There will be no let-up in the barrage of short balls for England’s batsmen from one to 11.

Starc said: “I’m pretty sure our guys have copped enough bouncers, and we haven’t whinged about it yet - as far as I know, our guys will keep bouncing their batters.

“The plan to the tail has always been the same, be very aggressive, bowl fast, get up in their noses and have them jumping around.

“We’re 3-0 up ... and I hope by the end of the week, it’s 4-0 ... and they won’t have too much else to say.”

Warner soon took guard on the same subject.

“We don’t dwell on what (Anderson) says at all. He can fire those barbs ... but our depth is fantastic.

“I just think England aren’t used to producing fast bowlers.”

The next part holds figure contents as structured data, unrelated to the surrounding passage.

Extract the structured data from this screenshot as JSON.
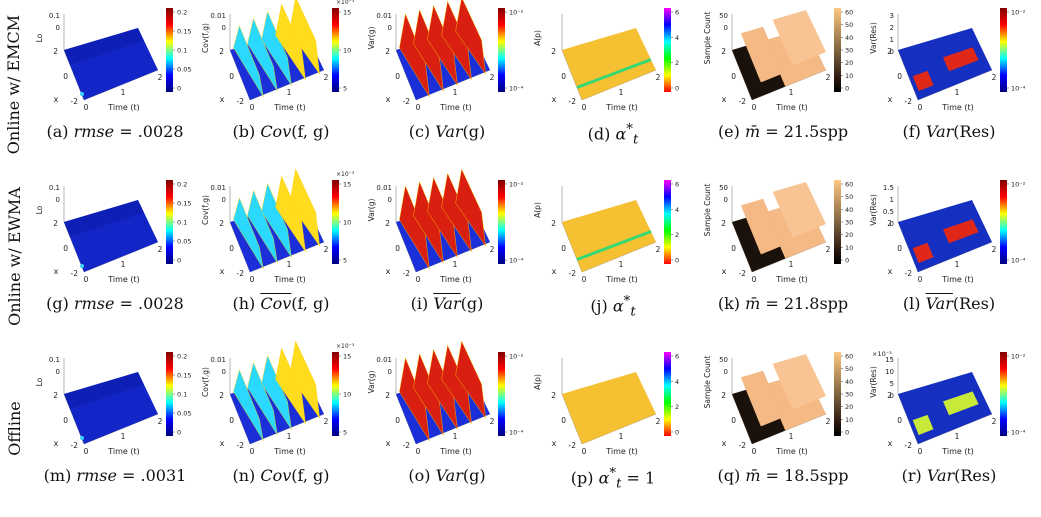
{
  "row_labels": [
    "Online w/ EMCM",
    "Online w/ EWMA",
    "Offline"
  ],
  "axes": {
    "time_label": "Time (t)",
    "x_label": "x",
    "x_ticks": [
      "2",
      "0",
      "-2"
    ],
    "time_ticks": [
      "0",
      "1",
      "2"
    ]
  },
  "panels": [
    {
      "cap_pre": "(a) ",
      "cap_math": "rmse",
      "cap_post": " = .0028",
      "zlabel": "Lo",
      "zticks": [
        "0.1",
        "0"
      ],
      "cbar_ticks": [
        "0.2",
        "0.15",
        "0.1",
        "0.05",
        "0"
      ],
      "cbar_exp": "",
      "cmap": "jet",
      "cmap_scale": "linear",
      "surface": "flat"
    },
    {
      "cap_pre": "(b) ",
      "cap_math": "Cov",
      "cap_post": "(f, g)",
      "zlabel": "Cov(f,g)",
      "zticks": [
        "0.01",
        "0"
      ],
      "cbar_ticks": [
        "15",
        "10",
        "5"
      ],
      "cbar_exp": "×10⁻³",
      "cmap": "jet",
      "cmap_scale": "linear",
      "surface": "ridges"
    },
    {
      "cap_pre": "(c) ",
      "cap_math": "Var",
      "cap_post": "(g)",
      "zlabel": "Var(g)",
      "zticks": [
        "0.01",
        "0"
      ],
      "cbar_ticks": [
        "10⁻²",
        "10⁻⁴"
      ],
      "cbar_exp": "",
      "cmap": "jet",
      "cmap_scale": "log",
      "surface": "ridges"
    },
    {
      "cap_pre": "(d) ",
      "cap_math": "α",
      "cap_post": "",
      "sub": "t",
      "sup": "*",
      "zlabel": "A(p)",
      "zticks": [],
      "cbar_ticks": [
        "6",
        "4",
        "2",
        "0"
      ],
      "cbar_exp": "",
      "cmap": "hsv",
      "cmap_scale": "linear",
      "surface": "plane_band"
    },
    {
      "cap_pre": "(e) ",
      "cap_math": "m̄",
      "cap_post": " = 21.5spp",
      "zlabel": "Sample Count",
      "zticks": [
        "50",
        "0"
      ],
      "cbar_ticks": [
        "60",
        "50",
        "40",
        "30",
        "20",
        "10",
        "0"
      ],
      "cbar_exp": "",
      "cmap": "copper",
      "cmap_scale": "linear",
      "surface": "blocks"
    },
    {
      "cap_pre": "(f) ",
      "cap_math": "Var",
      "cap_post": "(Res)",
      "zlabel": "Var(Res)",
      "zticks": [
        "3",
        "2",
        "1",
        "0"
      ],
      "cbar_ticks": [
        "10⁻²",
        "10⁻⁴"
      ],
      "cbar_exp": "",
      "cmap": "jet",
      "cmap_scale": "log",
      "surface": "heat"
    },
    {
      "cap_pre": "(g) ",
      "cap_math": "rmse",
      "cap_post": " = .0028",
      "zlabel": "Lo",
      "zticks": [
        "0.1",
        "0"
      ],
      "cbar_ticks": [
        "0.2",
        "0.15",
        "0.1",
        "0.05",
        "0"
      ],
      "cbar_exp": "",
      "cmap": "jet",
      "cmap_scale": "linear",
      "surface": "flat"
    },
    {
      "cap_pre": "(h) ",
      "cap_math": "Cov",
      "cap_post": "(f, g)",
      "tilde": true,
      "zlabel": "Cov(f,g)",
      "zticks": [
        "0.01",
        "0"
      ],
      "cbar_ticks": [
        "15",
        "10",
        "5"
      ],
      "cbar_exp": "×10⁻³",
      "cmap": "jet",
      "cmap_scale": "linear",
      "surface": "ridges"
    },
    {
      "cap_pre": "(i) ",
      "cap_math": "Var",
      "cap_post": "(g)",
      "tilde": true,
      "zlabel": "Var(g)",
      "zticks": [
        "0.01",
        "0"
      ],
      "cbar_ticks": [
        "10⁻²",
        "10⁻⁴"
      ],
      "cbar_exp": "",
      "cmap": "jet",
      "cmap_scale": "log",
      "surface": "ridges"
    },
    {
      "cap_pre": "(j) ",
      "cap_math": "α",
      "cap_post": "",
      "sub": "t",
      "sup": "*",
      "zlabel": "A(p)",
      "zticks": [],
      "cbar_ticks": [
        "6",
        "4",
        "2",
        "0"
      ],
      "cbar_exp": "",
      "cmap": "hsv",
      "cmap_scale": "linear",
      "surface": "plane_band"
    },
    {
      "cap_pre": "(k) ",
      "cap_math": "m̄",
      "cap_post": " = 21.8spp",
      "zlabel": "Sample Count",
      "zticks": [
        "50",
        "0"
      ],
      "cbar_ticks": [
        "60",
        "50",
        "40",
        "30",
        "20",
        "10",
        "0"
      ],
      "cbar_exp": "",
      "cmap": "copper",
      "cmap_scale": "linear",
      "surface": "blocks"
    },
    {
      "cap_pre": "(l) ",
      "cap_math": "Var",
      "cap_post": "(Res)",
      "tilde": true,
      "zlabel": "Var(Res)",
      "zticks": [
        "1.5",
        "1",
        "0.5",
        "0"
      ],
      "cbar_ticks": [
        "10⁻²",
        "10⁻⁴"
      ],
      "cbar_exp": "",
      "cmap": "jet",
      "cmap_scale": "log",
      "surface": "heat"
    },
    {
      "cap_pre": "(m) ",
      "cap_math": "rmse",
      "cap_post": " = .0031",
      "zlabel": "Lo",
      "zticks": [
        "0.1",
        "0"
      ],
      "cbar_ticks": [
        "0.2",
        "0.15",
        "0.1",
        "0.05",
        "0"
      ],
      "cbar_exp": "",
      "cmap": "jet",
      "cmap_scale": "linear",
      "surface": "flat"
    },
    {
      "cap_pre": "(n) ",
      "cap_math": "Cov",
      "cap_post": "(f, g)",
      "zlabel": "Cov(f,g)",
      "zticks": [
        "0.01",
        "0"
      ],
      "cbar_ticks": [
        "15",
        "10",
        "5"
      ],
      "cbar_exp": "×10⁻³",
      "cmap": "jet",
      "cmap_scale": "linear",
      "surface": "ridges"
    },
    {
      "cap_pre": "(o) ",
      "cap_math": "Var",
      "cap_post": "(g)",
      "zlabel": "Var(g)",
      "zticks": [
        "0.01",
        "0"
      ],
      "cbar_ticks": [
        "10⁻²",
        "10⁻⁴"
      ],
      "cbar_exp": "",
      "cmap": "jet",
      "cmap_scale": "log",
      "surface": "ridges"
    },
    {
      "cap_pre": "(p) ",
      "cap_math": "α",
      "cap_post": " = 1",
      "sub": "t",
      "sup": "*",
      "zlabel": "A(p)",
      "zticks": [],
      "cbar_ticks": [
        "6",
        "4",
        "2",
        "0"
      ],
      "cbar_exp": "",
      "cmap": "hsv",
      "cmap_scale": "linear",
      "surface": "plane"
    },
    {
      "cap_pre": "(q) ",
      "cap_math": "m̄",
      "cap_post": " = 18.5spp",
      "zlabel": "Sample Count",
      "zticks": [
        "50",
        "0"
      ],
      "cbar_ticks": [
        "60",
        "50",
        "40",
        "30",
        "20",
        "10",
        "0"
      ],
      "cbar_exp": "",
      "cmap": "copper",
      "cmap_scale": "linear",
      "surface": "blocks"
    },
    {
      "cap_pre": "(r) ",
      "cap_math": "Var",
      "cap_post": "(Res)",
      "zlabel": "Var(Res)",
      "zticks": [
        "15",
        "10",
        "5",
        "0"
      ],
      "zexp": "×10⁻³",
      "cbar_ticks": [
        "10⁻²",
        "10⁻⁴"
      ],
      "cbar_exp": "",
      "cmap": "jet",
      "cmap_scale": "log",
      "surface": "heat_low"
    }
  ]
}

Reminded that Anderson had a few things to say to home captain Steve Smith while England were briefly competitive in the second Test at Adelaide, Warner added: “Conditions must have suited Jimmy there.

“He talks about us being up all the time when we’re in front - but (it was) a different story there when he was firing shots at the captain apparently.

“Then he went very quiet as soon as he saw the wicket went quite flat at the WACA.

“We’ve probably shut them up a little bit at the moment ... (but) I love it when we’re in a bit of a contest, and I feel like they were quite flat in WA.”

Smith took a blow to his right hand in bizarre circumstances while waiting to bat in the MCG nets on Sunday when a shot from Cameron Bancroft ricocheted out of his lane.

Warner confirmed the ball struck Smith on a part of his hand already sore from a winter of slip-catching, but insists there is no serious damage.

“He just said before ‘What are the chances of me getting hit on the sore hand?’

“But he’s fine ... there’s absolutely nothing wrong with him.”